Viviano Dominici, a cena coi cannibali

Pronti a partire in esplorazione? Pronti a vivere avventure da veri pionieri? Io partirei anche ora se potessi. Intanto, mi sono limitata a rileggere questo libro, una raccolta di reportages di esplorazioni del giornalista Viviano Dominici.

Viviano Dominici nella sua introduzione a questo libro scrive che da piccolo voleva fare l’archeologo, poi è finito a fare un mestiere che l’ha gratificato ancora di più. Ecco, a me, archeologa, piacerebbe fare il mestiere di Viviano Dominici: giornalista culturale, reporter che, un po’ per i casi della vita, un po’ per le sue indubbie capacità, è riuscito a fare l’esploratore in un’epoca in cui si potrebbe pensare che non ci sia più bisogno di esploratori: cosa è rimasto da esplorare ancora, del resto? Cosa è rimasto da scoprire?

Eppure Dominici ci accompagna con sé nelle missioni della Fondazione Giancarlo Ligabue per le quali svolgeva il ruolo del giornalista che documenta i passaggi salienti per raccontarli al grande pubblico, dalle pagine dei quotidiani nazionali. America Latina, Oceania, Africa e Asia: l’antropologo ancora oggi va alla ricerca di nuove informazioni sulle popolazioni “altre” da noi e sulle loro culture, talvolta millenarie.

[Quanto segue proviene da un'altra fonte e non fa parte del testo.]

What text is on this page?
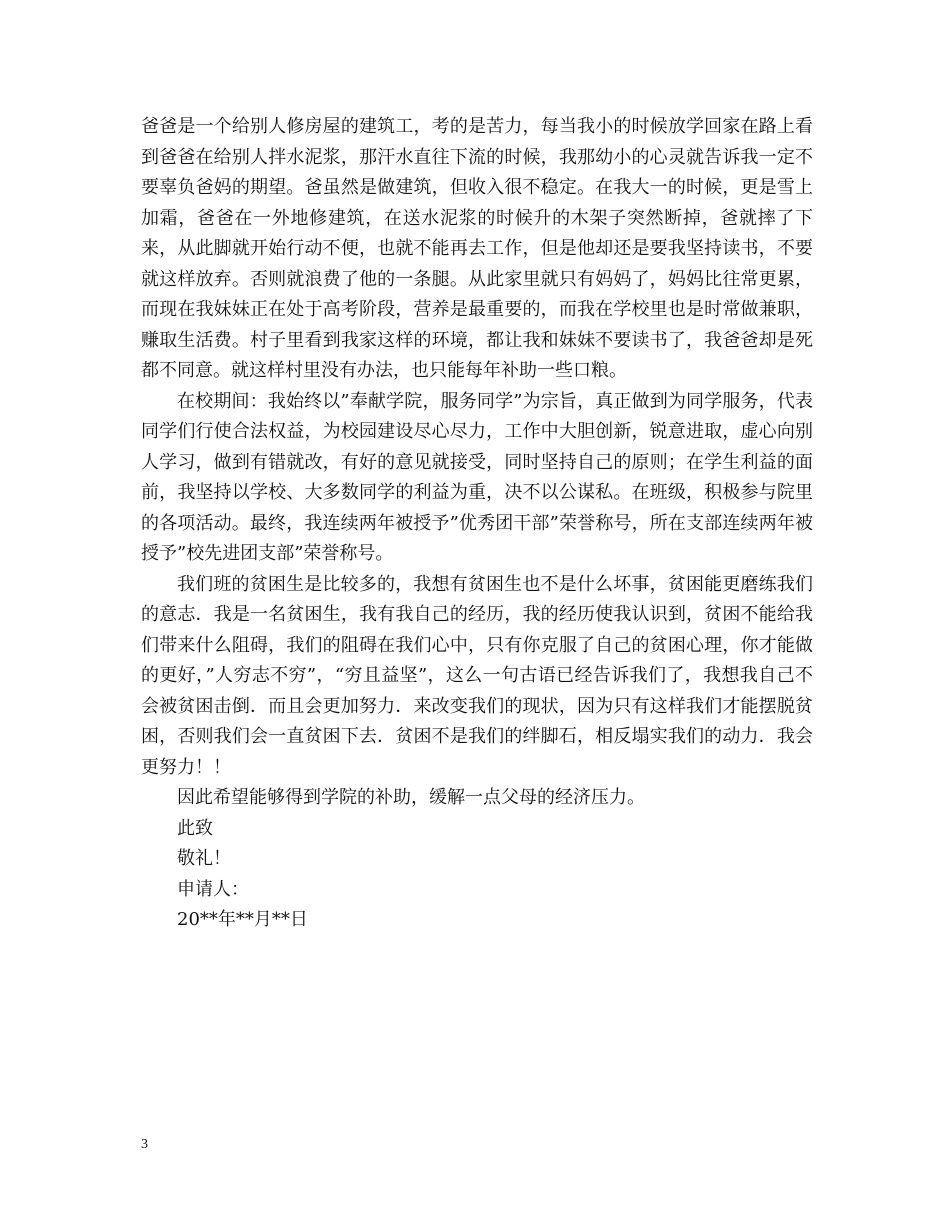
爸爸是一个给别人修房屋的建筑工，考的是苦力，每当我小的时候放学回家在路上看到爸爸在给别人拌水泥浆，那汗水直往下流的时候，我那幼小的心灵就告诉我一定不要辜负爸妈的期望。爸虽然是做建筑，但收入很不稳定。在我大一的时候，更是雪上加霜，爸爸在一外地修建筑，在送水泥浆的时候升的木架子突然断掉，爸就摔了下来，从此脚就开始行动不便，也就不能再去工作，但是他却还是要我坚持读书，不要就这样放弃。否则就浪费了他的一条腿。从此家里就只有妈妈了，妈妈比往常更累，而现在我妹妹正在处于高考阶段，营养是最重要的，而我在学校里也是时常做兼职，赚取生活费。村子里看到我家这样的环境，都让我和妹妹不要读书了，我爸爸却是死都不同意。就这样村里没有办法，也只能每年补助一些口粮。

在校期间：我始终以”奉献学院，服务同学”为宗旨，真正做到为同学服务，代表同学们行使合法权益，为校园建设尽心尽力，工作中大胆创新，锐意进取，虚心向别人学习，做到有错就改，有好的意见就接受，同时坚持自己的原则；在学生利益的面前，我坚持以学校、大多数同学的利益为重，决不以公谋私。在班级，积极参与院里的各项活动。最终，我连续两年被授予”优秀团干部”荣誉称号，所在支部连续两年被授予”校先进团支部”荣誉称号。

我们班的贫困生是比较多的，我想有贫困生也不是什么坏事，贫困能更磨练我们的意志．我是一名贫困生，我有我自己的经历，我的经历使我认识到，贫困不能给我们带来什么阻碍，我们的阻碍在我们心中，只有你克服了自己的贫困心理，你才能做的更好，”人穷志不穷”，“穷且益坚”，这么一句古语已经告诉我们了，我想我自己不会被贫困击倒．而且会更加努力．来改变我们的现状，因为只有这样我们才能摆脱贫困，否则我们会一直贫困下去．贫困不是我们的绊脚石，相反塌实我们的动力．我会更努力！！

因此希望能够得到学院的补助，缓解一点父母的经济压力。

此致

敬礼！

申请人：

20**年**月**日

3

Acquistai il libro all’epoca del mio viaggio in Australia, attirata dal racconto di un’esplorazione nel Kakadu National Park, dove poi sarei andata anch’io. La differenza fu che io partecipai ad un’escursione organizzata nel Kakadu che, tra le varie attrazioni, prevedeva la vista di fenomenali pitture rupestri aborigene vecchie di migliaia di anni; Dominici invece andò con un team a scoprirne di nuove, nascoste e mai viste: una vera avventura esplorativa come chiunque di noi sogna ad occhi aperti.

Viviano Dominici tra i cannibali. Credits: radiceunodicento.it

La narrazione di Dominici è fresca, immediata, anche perché all’epoca scrisse subito questi reportages che oggi leggiamo tutti insieme raccolti in un volume. Per lui che ha vissuto queste imprese in prima persona, l’esperienza è ancora vivida: lo immagino che ancora non ha ripulito gli scarponi dal fango, ma ha già messo mano alla macchina da scrivere (o computer? I viaggi risalgono anche a qualche decennio fa) per raccontare ai lettori quei dettagli che altrimenti perderebbero di efficacia se non registrati subito.

Bello il mestiere del reporter-esploratore, l’ho già detto?

Dal Chiapas in Messico al Kakadu in Australia, dal deserto dei Gobi in Mongolia alla Polinesia, dai Boscimani alla tribù di cannibali che dà il titolo al libro: cosa ci può essere più pericoloso e terrificante che intervistare il capo di un villaggio di cannibali?

pitture rupestri kakadu

Le pitture rupestri al Kakadu National Park

Il suo libro non è semplicemente una raccolta di vecchi articoli riveduti e adattati alla forma di libro, ma ha lo scopo di raccontarci, attraverso racconti scelti con cura, quel meraviglioso mondo che si trova là fuori, ben lontano dalla nostra società occidentale, dalla nostra confort zone e dai nostri punti di riferimento. Luoghi e popolazioni che ci sembrano lontanissimi e in effetti lo sono, e non solo geograficamente. Popolazioni e culture tanto distanti ma proprio per questo da tutelare nella loro unicità. La conoscenza è la prima forma di tutela, e questo vale sia per i beni culturali che per il patrimonio culturale immateriale mondiale. E le culture così distanti dalla nostra, come può essere anche quella dei cannibali, perché no, sono a tutti gli effetti parte del nostro patrimonio culturale immateriale mondiale.

Conoscere per tutelare, conoscere per condividere a nostra volta conoscenza, conoscere per conservare, conoscere per apprezzare l’altro e conoscere per voler continuare a scoprire e a conoscere: questo è il significato che leggo tra le pagine di questo libro, questo il motivo per cui ringrazio Viviano Dominici di averlo scritto.